Department of Chemistry, Faculty of Science, University of Jordan, Amman, Jordan.
J Comput Chem. 2011 Feb;32(3):463-82. doi: 10.1002/jcc.21635. Epub 2010 Aug 20.
Glycosidases, including β-D-galactosidase, are involved in a variety of metabolic disorders, such as diabetes, viral or bacterial infections, and cancer. Accordingly, we were prompted to find new β-D-galactosidase inhibitors. Towards this end, we scanned the pharmacophoric space of this enzyme using a set of 41 known inhibitors. Genetic algorithm and multiple linear regression analyses were used to select an optimal combination of pharmacophoric models and physicochemical descriptors to yield self-consistent and predictive quantitative structure-activity relationship (QSAR). Five pharmacophores emerged in the QSAR equations suggesting the existence of more than one binding mode accessible to ligands within β-D-galactosidase pocket. The successful pharmacophores were complemented with strict shape constraints in an attempt to optimize their receiver-operating characteristic curve profiles. The validity of the QSAR equations and the associated pharmacophoric models were experimentally established by the identification of several β-D-galactosidase inhibitors retrieved via in silico search of two structural databases: the National Cancer Institute list of compounds and our in house built structural database of established drugs and agrochemicals.

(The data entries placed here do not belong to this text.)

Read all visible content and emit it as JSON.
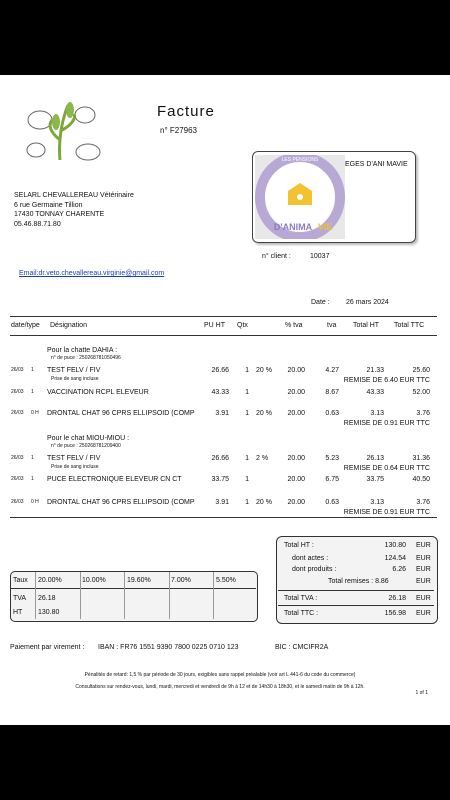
{
  "header": {
    "title": "Facture",
    "number": "n° F27963"
  },
  "recipient": {
    "name": "EGES D'ANI MAVIE",
    "logo_top": "LES PENSIONS",
    "logo_main": "D'ANIMA",
    "logo_end": "VIE"
  },
  "sender": {
    "lines": [
      "SELARL CHEVALLEREAU Vétérinaire",
      "6 rue Germaine Tillion",
      "17430 TONNAY CHARENTE",
      "05.46.88.71.80"
    ],
    "email": "Email:dr.veto.chevallereau.virginie@gmail.com"
  },
  "client": {
    "label": "n° client :",
    "value": "10037"
  },
  "date": {
    "label": "Date :",
    "value": "26 mars 2024"
  },
  "table": {
    "columns": [
      "date/type",
      "Désignation",
      "PU HT",
      "Qtx",
      "% tva",
      "tva",
      "Total HT",
      "Total TTC"
    ],
    "groups": [
      {
        "title": "Pour la chatte DAHIA :",
        "chip": "n° de puce : 250268781050496"
      },
      {
        "title": "Pour le chat MIOU-MIOU :",
        "chip": "n° de puce : 250268781209400"
      }
    ],
    "items": [
      {
        "date": "26/03",
        "type": "1",
        "designation": "TEST FELV / FIV",
        "sub": "Prise de sang incluse",
        "pu": "26.66",
        "qty": "1",
        "disc": "20 %",
        "pct_tva": "20.00",
        "tva": "4.27",
        "total_ht": "21.33",
        "total_ttc": "25.60",
        "remise": "REMISE DE 6.40 EUR TTC"
      },
      {
        "date": "26/03",
        "type": "1",
        "designation": "VACCINATION RCPL ELEVEUR",
        "pu": "43.33",
        "qty": "1",
        "pct_tva": "20.00",
        "tva": "8.67",
        "total_ht": "43.33",
        "total_ttc": "52.00"
      },
      {
        "date": "26/03",
        "type": "0 H",
        "designation": "DRONTAL CHAT 96 CPRS  ELLIPSOID (COMP",
        "pu": "3.91",
        "qty": "1",
        "disc": "20 %",
        "pct_tva": "20.00",
        "tva": "0.63",
        "total_ht": "3.13",
        "total_ttc": "3.76",
        "remise": "REMISE DE 0.91 EUR TTC"
      },
      {
        "date": "26/03",
        "type": "1",
        "designation": "TEST FELV / FIV",
        "sub": "Prise de sang incluse",
        "pu": "26.66",
        "qty": "1",
        "disc": "2 %",
        "pct_tva": "20.00",
        "tva": "5.23",
        "total_ht": "26.13",
        "total_ttc": "31.36",
        "remise": "REMISE DE 0.64 EUR TTC"
      },
      {
        "date": "26/03",
        "type": "1",
        "designation": "PUCE ELECTRONIQUE ELEVEUR CN CT",
        "pu": "33.75",
        "qty": "1",
        "pct_tva": "20.00",
        "tva": "6.75",
        "total_ht": "33.75",
        "total_ttc": "40.50"
      },
      {
        "date": "26/03",
        "type": "0 H",
        "designation": "DRONTAL CHAT 96 CPRS  ELLIPSOID (COMP",
        "pu": "3.91",
        "qty": "1",
        "disc": "20 %",
        "pct_tva": "20.00",
        "tva": "0.63",
        "total_ht": "3.13",
        "total_ttc": "3.76",
        "remise": "REMISE DE 0.91 EUR TTC"
      }
    ]
  },
  "totals": [
    {
      "label": "Total HT :",
      "value": "130.80",
      "unit": "EUR"
    },
    {
      "label": "dont actes :",
      "value": "124.54",
      "unit": "EUR"
    },
    {
      "label": "dont produits :",
      "value": "6.26",
      "unit": "EUR"
    },
    {
      "label": "Total remises : 8.86",
      "unit": "EUR"
    },
    {
      "label": "Total TVA :",
      "value": "26.18",
      "unit": "EUR"
    },
    {
      "label": "Total TTC :",
      "value": "156.98",
      "unit": "EUR"
    }
  ],
  "tax_table": {
    "rows": [
      [
        "Taux",
        "20.00%",
        "10.00%",
        "19.60%",
        "7.00%",
        "5.50%"
      ],
      [
        "TVA",
        "26.18"
      ],
      [
        "HT",
        "130.80"
      ]
    ]
  },
  "payment": {
    "label": "Paiement par virement :",
    "iban": "IBAN : FR76 1551 9390 7800 0225 0710 123",
    "bic": "BIC : CMCIFR2A"
  },
  "footer": {
    "lines": [
      "Pénalités de retard: 1,5 % par période de 30 jours, exigibles sans rappel préalable (voir art L 441-6 du code du commerce)",
      "Consultations sur rendez-vous, lundi, mardi, mercredi et vendredi de 9h à 12 et de 14h30 à 18h30, et le samedi matin de 9h à 12h."
    ],
    "page": "1 of 1"
  }
}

糖苷酶,包括β-D-半乳糖苷酶,参与多种代谢紊乱,如糖尿病、病毒或细菌感染和癌症。因此,我们试图寻找新的β-D-半乳糖苷酶抑制剂。为此,我们使用一组 41 种已知抑制剂扫描了该酶的药效团空间。遗传算法和多元线性回归分析用于选择最佳的药效团模型和物理化学描述符组合,以产生一致和可预测的定量构效关系(QSAR)。在 QSAR 方程中出现了五个药效团,表明配体在β-D-半乳糖苷酶口袋中存在不止一种可及的结合模式。成功的药效团与严格的形状约束相结合,试图优化它们的接收器操作特性曲线轮廓。通过在两个结构数据库(国家癌症研究所化合物列表和我们内部构建的已建立药物和农用化学品结构数据库)中进行计算机搜索,识别出几种β-D-半乳糖苷酶抑制剂,从而实验验证了 QSAR 方程和相关药效团模型的有效性。